- Australian theatrical release poster
- Directed by: Ricard Cussó;
- Written by: Elise Allen; Elie Choufany; Dominic Morris;
- Based on: The Pout-Pout Fish by Deborah Diesen
- Produced by: Nadine Bates; Madeira Ginley; Kristen Souvlis; Cyma Zarghami;
- Starring: Nick Offerman; Nina Oyama; Miranda Otto; Remy Hii; Mark Coles Smith; Nazeem Hussain; Jordin Sparks; Amy Sedaris;
- Edited by: Ahmad Halimi
- Music by: Ack Kinmonth
- Production companies: MIMO Studios; Like a Photon Creative; Cosmic Dino Studio; Alceon Entertainment; Eclectik Vision;
- Distributed by: Viva Pictures (United States); Maslow Entertainment (Australia and New Zealand);
- Release dates: January 1, 2026 (Australia); March 20, 2026 (United States);
- Running time: 92 minutes
- Countries: Australia; United States;
- Language: English
- Budget: <$10 million
- Box office: $5.4 million

= The Pout-Pout Fish (film) =

2026 animated children's film

The Pout-Pout Fish is a 2026 animated comedy film directed by Ricard Cussó and written by Elise Allen, Elie Choufany, and Dominic Morris, based on the children's book by Deborah Diesen. It is an international co-production between Australia and United States and features the voices of Nick Offerman, Nina Oyama, Miranda Otto, Remy Hii, Mark Coles Smith, Nazeem Hussain, Jordin Sparks, and Amy Sedaris. The film was released theatrically on January 1, 2026 in Australia and on March 20, 2026 in the United States. It received mixed reviews from critics.

== Plot ==
Mr. Fish lives in a coral reef society. Described as glum and gloomy, he meets baby sea dragon Pip at his shipwreck home. Pip needs help expanding her home to accommodate for her hundreds of siblings. At first, Mr. Fish declines, but changes his mind after both his and Pip's homes are destroyed. Instead of rebuilding, Pip suggests they visit Shimmer, a mysterious, wish-granting fish.

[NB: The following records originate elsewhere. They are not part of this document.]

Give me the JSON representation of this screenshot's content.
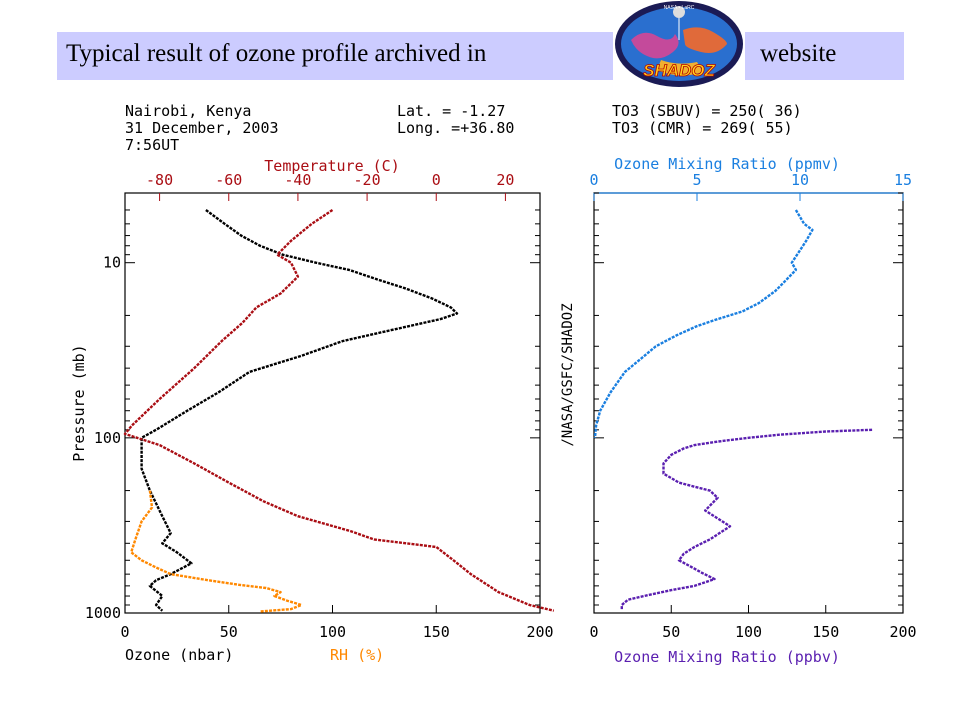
{
  "header": {
    "title_left": "Typical result of ozone profile archived in",
    "title_right": "website",
    "logo_text": "SHADOZ",
    "logo_top_text": "NASA • LaRC"
  },
  "info": {
    "location": "Nairobi, Kenya",
    "date": "31 December, 2003",
    "time": "7:56UT",
    "lat": "Lat.  = -1.27",
    "long": "Long. =+36.80",
    "to3_sbuv": "TO3 (SBUV) = 250( 36)",
    "to3_cmr": "TO3 (CMR)  = 269( 55)"
  },
  "side_label": "/NASA/GSFC/SHADOZ",
  "colors": {
    "temperature": "#aa0e14",
    "ozone": "#000000",
    "rh": "#ff8800",
    "ozone_ppmv": "#1a7fe0",
    "ozone_ppbv": "#5a1fb0"
  },
  "chart_data": [
    {
      "type": "line",
      "panel": "left",
      "ylabel": "Pressure (mb)",
      "ylim": [
        1000,
        4
      ],
      "yscale": "log",
      "yticks": [
        "10",
        "100",
        "1000"
      ],
      "bottom_axis": {
        "xlim": [
          0,
          200
        ],
        "ticks": [
          "0",
          "50",
          "100",
          "150",
          "200"
        ],
        "label_ozone": "Ozone (nbar)",
        "label_rh": "RH (%)"
      },
      "top_axis": {
        "label": "Temperature (C)",
        "xlim": [
          -90,
          30
        ],
        "ticks": [
          "-80",
          "-60",
          "-40",
          "-20",
          "0",
          "20"
        ]
      },
      "series": [
        {
          "name": "Ozone (nbar)",
          "axis": "bottom",
          "points": [
            [
              39,
              5
            ],
            [
              48,
              6
            ],
            [
              56,
              7
            ],
            [
              65,
              8
            ],
            [
              76,
              9
            ],
            [
              92,
              10
            ],
            [
              108,
              11
            ],
            [
              122,
              12.5
            ],
            [
              135,
              14
            ],
            [
              148,
              16
            ],
            [
              157,
              18
            ],
            [
              160,
              19.5
            ],
            [
              152,
              21
            ],
            [
              130,
              24
            ],
            [
              105,
              28
            ],
            [
              85,
              34
            ],
            [
              60,
              42
            ],
            [
              45,
              55
            ],
            [
              30,
              70
            ],
            [
              15,
              90
            ],
            [
              8,
              100
            ],
            [
              8,
              150
            ],
            [
              12,
              200
            ],
            [
              18,
              280
            ],
            [
              22,
              350
            ],
            [
              18,
              400
            ],
            [
              25,
              450
            ],
            [
              32,
              520
            ],
            [
              22,
              600
            ],
            [
              15,
              650
            ],
            [
              12,
              700
            ],
            [
              18,
              800
            ],
            [
              15,
              900
            ],
            [
              18,
              970
            ]
          ]
        },
        {
          "name": "RH (%)",
          "axis": "bottom",
          "points": [
            [
              12,
              200
            ],
            [
              13,
              250
            ],
            [
              8,
              300
            ],
            [
              5,
              380
            ],
            [
              3,
              450
            ],
            [
              8,
              500
            ],
            [
              15,
              550
            ],
            [
              22,
              600
            ],
            [
              40,
              650
            ],
            [
              55,
              690
            ],
            [
              68,
              720
            ],
            [
              75,
              760
            ],
            [
              72,
              800
            ],
            [
              78,
              850
            ],
            [
              85,
              900
            ],
            [
              80,
              950
            ],
            [
              65,
              980
            ]
          ]
        },
        {
          "name": "Temperature (C)",
          "axis": "top",
          "points": [
            [
              -30,
              5
            ],
            [
              -36,
              6
            ],
            [
              -42,
              7.5
            ],
            [
              -46,
              9
            ],
            [
              -42,
              10
            ],
            [
              -40,
              12
            ],
            [
              -45,
              15
            ],
            [
              -52,
              18
            ],
            [
              -56,
              22
            ],
            [
              -62,
              28
            ],
            [
              -70,
              40
            ],
            [
              -80,
              60
            ],
            [
              -88,
              85
            ],
            [
              -90,
              95
            ],
            [
              -80,
              110
            ],
            [
              -70,
              140
            ],
            [
              -60,
              180
            ],
            [
              -50,
              230
            ],
            [
              -40,
              280
            ],
            [
              -25,
              340
            ],
            [
              -18,
              380
            ],
            [
              0,
              420
            ],
            [
              5,
              500
            ],
            [
              10,
              600
            ],
            [
              18,
              760
            ],
            [
              27,
              900
            ],
            [
              34,
              970
            ]
          ]
        }
      ]
    },
    {
      "type": "line",
      "panel": "right",
      "ylim": [
        1000,
        4
      ],
      "yscale": "log",
      "top_axis": {
        "label": "Ozone Mixing Ratio (ppmv)",
        "xlim": [
          0,
          15
        ],
        "ticks": [
          "0",
          "5",
          "10",
          "15"
        ]
      },
      "bottom_axis": {
        "label": "Ozone Mixing Ratio (ppbv)",
        "xlim": [
          0,
          200
        ],
        "ticks": [
          "0",
          "50",
          "100",
          "150",
          "200"
        ]
      },
      "series": [
        {
          "name": "Ozone Mixing Ratio (ppmv)",
          "axis": "top",
          "points": [
            [
              9.8,
              5
            ],
            [
              10.2,
              6
            ],
            [
              10.6,
              6.5
            ],
            [
              10.3,
              7.5
            ],
            [
              10.0,
              8.5
            ],
            [
              9.6,
              10
            ],
            [
              9.8,
              11
            ],
            [
              9.2,
              13
            ],
            [
              8.8,
              14.5
            ],
            [
              8.0,
              17
            ],
            [
              7.2,
              19
            ],
            [
              6.0,
              21
            ],
            [
              5.0,
              23
            ],
            [
              4.0,
              26
            ],
            [
              3.0,
              30
            ],
            [
              2.2,
              36
            ],
            [
              1.5,
              42
            ],
            [
              0.8,
              55
            ],
            [
              0.3,
              70
            ],
            [
              0.1,
              85
            ],
            [
              0.05,
              100
            ]
          ]
        },
        {
          "name": "Ozone Mixing Ratio (ppbv)",
          "axis": "bottom",
          "points": [
            [
              180,
              90
            ],
            [
              150,
              92
            ],
            [
              120,
              96
            ],
            [
              100,
              100
            ],
            [
              80,
              105
            ],
            [
              65,
              110
            ],
            [
              58,
              115
            ],
            [
              50,
              125
            ],
            [
              45,
              140
            ],
            [
              45,
              160
            ],
            [
              55,
              180
            ],
            [
              65,
              190
            ],
            [
              75,
              200
            ],
            [
              80,
              220
            ],
            [
              72,
              260
            ],
            [
              88,
              320
            ],
            [
              75,
              380
            ],
            [
              65,
              420
            ],
            [
              58,
              460
            ],
            [
              55,
              500
            ],
            [
              62,
              540
            ],
            [
              70,
              590
            ],
            [
              78,
              640
            ],
            [
              65,
              700
            ],
            [
              50,
              740
            ],
            [
              35,
              790
            ],
            [
              22,
              840
            ],
            [
              18,
              900
            ],
            [
              18,
              960
            ]
          ]
        }
      ]
    }
  ]
}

Underneath the reef is an abyss home to a pod of cuttlefish, led by their leader Marin, who is in danger of being cut off from the sun due to kelp growth and will soon be forced to relocate. Benji, her son, does not wish to leave, deciding to seek out Shimmer as well. This puts both Benji and Mr. Fish in a race to find Shimmer, as it is rumored that she can only fulfill one wish every few years.

Mr. Fish and Pip make their way to Shimmer, by rescuing two jellyfish, helping three dolphins, and helping a mother whale find her child, with the assistance of an eel. They eventually reach Shimmer, but are interrupted when Benji kidnaps her. Benji arrives at the abyss with Shimmer with others trailing behind, when she reveals that she can't actually fulfill wishes. Because of this, the cuttlefish relocate to the reef above, with Marin disowning Benji. They hypnotize its residents into exile. In an attempt to save the reef, Mr. Fish and Pip call upon the animals they helped. They manage to remove all of the kelp, allowing the cuttlefish to return to their homes.

After they return, Mr. Fish has his home rebuilt, and Pip's family moves to a cruise shipwreck fitting all of her siblings. Pip reveals to Mr. Fish that she wrote a story named "The Pout-Pout Fish", of which the film is depicting. As Pip leaves, Mr. Fish is greeted by Shimmer, who the former tries asking out, unaware that the eel accidentally caused his home to be destroyed again.

==Voice cast==
- Nick Offerman as Mr. Fish, a short-tempered sky blue and purple ocean pout
- Nina Oyama as Pip, a hyperactive baby yellow leafy seadragon
- Miranda Otto as Marin, a female red cuttlefish
- Remy Hii as Benji, an orange cuttlefish
- Jordin Sparks as Shimmer, a mystical pink Siamese fighting fish
- Amy Sedaris as Brigitta, Greta and Karina, three pink Dolphins
- Nazeem Hussain as Archie, a blue cuttlefish with glasses
- Mark Coles Smith as Hector, an orange octopus shop owner
- Grant Denyer as Beautiful Mike
- Lloyd Langford as a bioluminescent eel
- Mel Buttle as Shaz, a purple box jellyfish

==Release==
The Pout-Pout Fish was released theatrically on January 1, 2026 in Australia by Maslow Entertainment and was released on March 20 in the United States, by Viva Pictures.

==Reception==
===Critical response===

Catherine Bray of The Guardian gave the film two out of five, writing: "Based on the books by Deborah Diesen and Dan Hanna, The Pout-Pout Fish’s animation lacks the charm of the books’ illustrations, and the writing is uninspired."